Cette présentation était attendue du monde économique. Mercredi 26 février, la Commission européenne a adopté un "paquet" de mesures, dit Omnibus, destiné à alléger la charge administrative qui pèse sur les entreprises. Ces propositions visent à modifier plusieurs réglementations existantes, en particulier les directives CSRD et CS3D, deux textes phares du Green Deal pour les entreprises. Ces allègements vont principalement concerner les PME. La Commission ambitionne de réduire "les charges administratives d’au moins 25 %, et d’au moins 35 % pour les PME".
Les PME exonérées de CSRD
Les propositions de simplification portent sur trois dossiers principaux. Tout d’abord, la directive CSRD : les obligations en matière de déclaration de durabilité vont être concentrées sur les plus grandes entreprises, "plus susceptibles d’avoir les effets les plus importants sur les personnes et l’environnement". L’objectif affiché est "d’éliminer environ 80 % des entreprises du champ d’application de la CSRD". Les entreprises relevant du cadre de la CSRD et tenues de déclarer en 2026 ou 2027 bénéficieront d’un report de deux ans (jusqu’en 2028).
Un devoir de vigilance systématique limité aux partenaires directs
Le deuxième volet porte sur "la diligence raisonnable", ou "devoir de vigilance des entreprises", à savoir l’identification et la limitation des relations avec des partenaires commerciaux qui portent atteinte aux droits de l’homme (abordé par la directive CS3D). La Commission veut donner du lest en concentrant les exigences systématiques sur les partenaires commerciaux directs ; et en réduisant la fréquence des évaluations périodiques et du suivi de leurs partenaires. Elle accorde surtout un délai d’un an supplémentaire aux grandes entreprises pour son application (jusqu’au 26 juillet 2028).
Les PME exonérées de la taxe carbone aux frontières
Le troisième point concerne le mécanisme d’ajustement aux frontières du carbone (CBAM). Les petits importateurs (PME et particuliers) seraient exonérés des obligations du CBAM.
6,3 milliards d’euros d’économies pour l’UE
Ces propositions ne visent pas uniquement à soulager les acteurs économiques européens, elles doivent également réduire les dépenses de l’institution, qui imagine "réaliser des économies totales de coûts administratifs annuels d’environ 6,3 milliards d’euros".

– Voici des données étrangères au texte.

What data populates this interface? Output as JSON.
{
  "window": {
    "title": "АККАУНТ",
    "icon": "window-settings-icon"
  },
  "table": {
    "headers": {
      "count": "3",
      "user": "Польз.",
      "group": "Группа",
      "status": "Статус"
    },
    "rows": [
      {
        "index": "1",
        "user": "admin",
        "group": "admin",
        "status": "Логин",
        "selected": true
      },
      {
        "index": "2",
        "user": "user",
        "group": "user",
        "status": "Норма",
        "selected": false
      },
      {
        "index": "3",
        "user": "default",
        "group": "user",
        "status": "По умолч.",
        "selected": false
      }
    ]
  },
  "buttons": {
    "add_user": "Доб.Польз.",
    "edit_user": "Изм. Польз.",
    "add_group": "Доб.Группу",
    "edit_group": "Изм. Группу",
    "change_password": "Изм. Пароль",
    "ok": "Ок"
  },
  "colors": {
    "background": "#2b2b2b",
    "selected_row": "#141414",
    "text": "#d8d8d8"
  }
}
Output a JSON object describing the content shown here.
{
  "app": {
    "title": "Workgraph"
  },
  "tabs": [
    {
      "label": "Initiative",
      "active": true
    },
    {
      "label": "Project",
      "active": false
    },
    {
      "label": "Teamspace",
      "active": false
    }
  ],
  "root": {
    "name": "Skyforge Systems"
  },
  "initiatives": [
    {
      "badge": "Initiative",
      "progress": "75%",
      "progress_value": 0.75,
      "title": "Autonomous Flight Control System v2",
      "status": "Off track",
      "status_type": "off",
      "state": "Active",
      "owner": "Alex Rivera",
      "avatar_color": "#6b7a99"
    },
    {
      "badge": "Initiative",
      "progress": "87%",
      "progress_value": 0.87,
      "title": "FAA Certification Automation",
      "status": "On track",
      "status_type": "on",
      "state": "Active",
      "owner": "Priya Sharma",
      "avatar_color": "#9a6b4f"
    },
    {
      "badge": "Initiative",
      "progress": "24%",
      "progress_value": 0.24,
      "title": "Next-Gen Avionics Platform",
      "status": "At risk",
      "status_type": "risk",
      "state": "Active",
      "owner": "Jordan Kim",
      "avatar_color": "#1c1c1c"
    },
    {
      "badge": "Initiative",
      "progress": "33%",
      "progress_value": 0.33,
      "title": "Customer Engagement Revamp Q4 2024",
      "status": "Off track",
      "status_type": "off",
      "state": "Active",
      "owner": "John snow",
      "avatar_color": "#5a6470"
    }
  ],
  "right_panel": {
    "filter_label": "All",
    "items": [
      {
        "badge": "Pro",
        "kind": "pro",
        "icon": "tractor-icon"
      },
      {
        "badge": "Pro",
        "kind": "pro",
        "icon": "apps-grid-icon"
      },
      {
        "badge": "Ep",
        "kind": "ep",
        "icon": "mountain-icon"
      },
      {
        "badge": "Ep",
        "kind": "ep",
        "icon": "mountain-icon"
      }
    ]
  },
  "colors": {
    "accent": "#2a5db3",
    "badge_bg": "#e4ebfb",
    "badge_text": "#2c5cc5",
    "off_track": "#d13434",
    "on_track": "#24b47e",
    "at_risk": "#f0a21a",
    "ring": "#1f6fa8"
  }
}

50 milliards supplémentaires pour investir
Dernier volet, et non des moindres, la Commission propose de mobiliser une capacité d’investissement publique et privée supplémentaire de 50 milliards d’euros. Cela passerait par divers mécanismes, "en utilisant les rendements des investissements passés, ainsi qu’en optimisant l’utilisation des fonds encore disponibles dans le cadre des instruments existants".
Les propositions législatives vont maintenant être soumises au Parlement européen et au Conseil pour examen et adoption.